Известный 54-летний московский архитектор Владимир Багров не любит летать самолётами, но – летает. Так как востребован. Но в сутках всего 24-е часа, а ему уже за пятьдесят, поэтому он и спешит, осознавая свой немалый возраст, поспеть везде. К тому же объекты, строящиеся по его проектам, разбросаны по стране. И, чем дальше от «высокого начальства» и «проверяющих», тем хуже обстоят дела: разгильдяйство, воровство и т.п., не говоря уже о нарушении поставленных сроков. 54-летний архитектор Багров прекрасно знает, что если хочешь добиться нужного результата, необходим контроль. С другой стороны, московский архитектор не воспринимается строителями как автор проекта, но, больше как «надзиратель», которого желательно обмануть, а сделать всё по своему. Где Москва, а где, к примеру, та стройка, на которую он вылетел? Чуть ли не на другом конце России. Ну, прилетит он, ну, улетит с докладом о том, что увидел, – но, вряд ли, возможно поправить всё так, чтобы вышло, как изначально планировал Багров. Зная принципиальность и непреклонность  архитектора, местные «начальники» поступают примерно также, как двести и сто лет назад. Денег не берег, от услуг отказывается, покрывать халтуру точно не будет… Что же остаётся? Алкоголь? В такой компании он, умный и принципиальный, пить ни за что не станет. Женщины? И начальник стройки «подсовывает» умаслить строгого Багрова (что, очевидно, делал ни раз) свою красавицу жену (Алла Балтер). Но, разъяренный предъявленной ему халтурной работой Багров, не реагирует на откровенно строящую ему глазки красивую женщину, к тому же пытающуюся манипулировать тем фактом, что и она тоже архитектор (то есть, они же коллеги по «цеховому братству»! должны бы быть на одной стороне, а не воевать друг против друга). Однако, видя насквозь стратегию местного руководства, Багров заявляет ей без обиняков, что «никогда не считал красоту жен своих сотрудников их личным профессиональным достоинством». И повторяет ей, без скидок на красоту и «профессиональное братство» тоже, что до этого гневно выкрикивал мужу: что он доложит о состоянии дел в Москве и ждёт их там с соответствующим отчетом через неделю. В общем, не клюнул и на жену. Последняя уловка не сработала. Так что придётся отчитываться по полной программе и получать строгий нагоняй прямо в Москве. И, кто знает: не лишатся ли, после доклада Багрова, местные руководители строительства – высоких должностей, наверняка дающих им вдали от «Москвы» (читай: «главного начальства») свои, местные привилегии…

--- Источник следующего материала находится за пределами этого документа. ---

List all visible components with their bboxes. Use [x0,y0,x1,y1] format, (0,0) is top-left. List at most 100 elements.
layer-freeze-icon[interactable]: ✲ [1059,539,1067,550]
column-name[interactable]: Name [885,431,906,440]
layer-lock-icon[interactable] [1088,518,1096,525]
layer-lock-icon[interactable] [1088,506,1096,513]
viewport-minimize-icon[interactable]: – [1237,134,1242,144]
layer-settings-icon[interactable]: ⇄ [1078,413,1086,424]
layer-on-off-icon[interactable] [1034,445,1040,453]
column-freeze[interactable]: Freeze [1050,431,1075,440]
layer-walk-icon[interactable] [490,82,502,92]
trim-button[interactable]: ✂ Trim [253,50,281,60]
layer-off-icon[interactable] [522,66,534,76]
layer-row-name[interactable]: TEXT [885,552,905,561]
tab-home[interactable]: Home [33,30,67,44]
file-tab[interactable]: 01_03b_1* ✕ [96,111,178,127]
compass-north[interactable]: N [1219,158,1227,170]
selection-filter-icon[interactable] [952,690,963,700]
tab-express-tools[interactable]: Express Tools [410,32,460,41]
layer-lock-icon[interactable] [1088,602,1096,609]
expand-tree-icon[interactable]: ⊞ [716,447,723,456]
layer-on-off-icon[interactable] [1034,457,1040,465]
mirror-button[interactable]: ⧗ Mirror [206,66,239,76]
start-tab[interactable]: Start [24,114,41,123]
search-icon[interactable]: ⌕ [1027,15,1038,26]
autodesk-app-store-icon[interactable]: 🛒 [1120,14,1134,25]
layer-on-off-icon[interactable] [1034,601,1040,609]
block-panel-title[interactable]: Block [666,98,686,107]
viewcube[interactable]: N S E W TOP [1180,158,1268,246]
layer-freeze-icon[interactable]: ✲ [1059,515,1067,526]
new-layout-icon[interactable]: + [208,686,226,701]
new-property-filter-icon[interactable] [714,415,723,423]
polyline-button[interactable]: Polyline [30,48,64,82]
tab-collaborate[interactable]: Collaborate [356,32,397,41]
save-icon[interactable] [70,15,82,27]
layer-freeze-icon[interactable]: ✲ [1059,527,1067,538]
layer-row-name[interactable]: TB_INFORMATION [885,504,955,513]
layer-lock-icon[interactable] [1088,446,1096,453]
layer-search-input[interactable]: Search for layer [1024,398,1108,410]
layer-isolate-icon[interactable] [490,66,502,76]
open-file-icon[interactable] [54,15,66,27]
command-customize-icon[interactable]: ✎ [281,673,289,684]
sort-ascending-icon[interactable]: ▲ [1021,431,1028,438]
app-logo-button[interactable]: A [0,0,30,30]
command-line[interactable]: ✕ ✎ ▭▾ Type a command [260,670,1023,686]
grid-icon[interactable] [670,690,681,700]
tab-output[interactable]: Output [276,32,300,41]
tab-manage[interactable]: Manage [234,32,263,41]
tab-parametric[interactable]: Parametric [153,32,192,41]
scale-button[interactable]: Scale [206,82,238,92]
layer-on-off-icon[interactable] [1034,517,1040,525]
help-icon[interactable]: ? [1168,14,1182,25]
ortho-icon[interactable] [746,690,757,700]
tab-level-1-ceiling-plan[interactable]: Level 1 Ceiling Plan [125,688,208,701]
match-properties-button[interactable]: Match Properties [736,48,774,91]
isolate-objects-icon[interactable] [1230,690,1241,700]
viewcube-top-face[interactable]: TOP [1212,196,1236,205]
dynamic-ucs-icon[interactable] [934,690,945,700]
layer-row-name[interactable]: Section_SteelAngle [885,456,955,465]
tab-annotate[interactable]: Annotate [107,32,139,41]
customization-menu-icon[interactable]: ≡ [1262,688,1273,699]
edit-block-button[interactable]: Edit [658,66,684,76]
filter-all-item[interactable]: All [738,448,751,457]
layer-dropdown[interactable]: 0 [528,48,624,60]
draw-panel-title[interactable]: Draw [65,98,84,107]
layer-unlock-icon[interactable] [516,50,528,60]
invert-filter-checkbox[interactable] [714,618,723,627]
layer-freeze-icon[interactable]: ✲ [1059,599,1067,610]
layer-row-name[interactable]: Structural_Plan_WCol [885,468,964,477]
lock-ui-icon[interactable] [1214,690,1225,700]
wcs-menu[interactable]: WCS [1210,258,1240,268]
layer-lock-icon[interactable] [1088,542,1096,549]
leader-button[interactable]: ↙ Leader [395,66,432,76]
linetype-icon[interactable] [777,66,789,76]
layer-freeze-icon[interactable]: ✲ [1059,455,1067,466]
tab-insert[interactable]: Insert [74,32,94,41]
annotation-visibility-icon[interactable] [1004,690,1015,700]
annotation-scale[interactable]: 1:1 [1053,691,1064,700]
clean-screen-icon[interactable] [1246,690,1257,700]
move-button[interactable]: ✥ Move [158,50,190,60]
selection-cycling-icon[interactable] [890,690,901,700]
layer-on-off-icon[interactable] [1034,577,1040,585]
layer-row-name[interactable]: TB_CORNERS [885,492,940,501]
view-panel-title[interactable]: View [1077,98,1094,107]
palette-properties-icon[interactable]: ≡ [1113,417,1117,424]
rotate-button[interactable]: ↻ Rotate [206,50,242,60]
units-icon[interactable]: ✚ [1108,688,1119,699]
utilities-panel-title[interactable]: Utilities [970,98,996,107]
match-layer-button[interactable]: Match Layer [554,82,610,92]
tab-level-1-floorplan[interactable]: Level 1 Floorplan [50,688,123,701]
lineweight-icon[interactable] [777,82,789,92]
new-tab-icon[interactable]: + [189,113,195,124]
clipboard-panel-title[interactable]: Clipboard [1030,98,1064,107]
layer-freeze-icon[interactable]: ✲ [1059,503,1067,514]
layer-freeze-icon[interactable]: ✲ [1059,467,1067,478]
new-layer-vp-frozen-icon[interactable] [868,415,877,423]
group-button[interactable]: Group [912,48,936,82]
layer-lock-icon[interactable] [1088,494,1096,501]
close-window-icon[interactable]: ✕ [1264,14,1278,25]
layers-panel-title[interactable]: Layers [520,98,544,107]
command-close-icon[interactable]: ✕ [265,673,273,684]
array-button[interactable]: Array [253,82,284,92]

Дотошно осматривая ход работы на спроектированном им объекте, московский архитектор опаздывает на самолёт. Проштрафившийся «начальник» стройки предлагает ему шофёра, тогда есть шанс успеть на московский поезд. Так они и расстаются: до предела взвинченный Багров и юркий, боящийся сказать поперек хоть полслова, местный руководитель строительства. Поэтому, как только Багрова подхватывает УАЗик – все, на время, облегченно вздыхают. Уж больно строг, требователен, бескомпромиссен этот Багров. К эдаким годам, должен бы уже знать: ну, объявят выговор, заменят одно местное руководство другим, а дело-то, вряд ли удастся поправить. Чего зря бушевать, нагоняя страху? Ведь, не местные руководители интересуют, по сути, Багрова, их наказание и т.п., а – дело. Но мало, кто понимает, что: именно полагаясь на свой жизненный опыт и осознавая немолодой уже возраст, хочет, признанный архитектор, успеть сделать как можно больше полезного, нужного для людей. От того и горячится и досадует. Багров не только архитектор, но ещё и неглупый (правда, весьма темпераментный) человек. Всё он, конечно, понимает, но, тем не менее, пытается хоть что-то, в таком отношении к делу, изменить. Но как? Пока, пусть ненадолго, действует только такой способ…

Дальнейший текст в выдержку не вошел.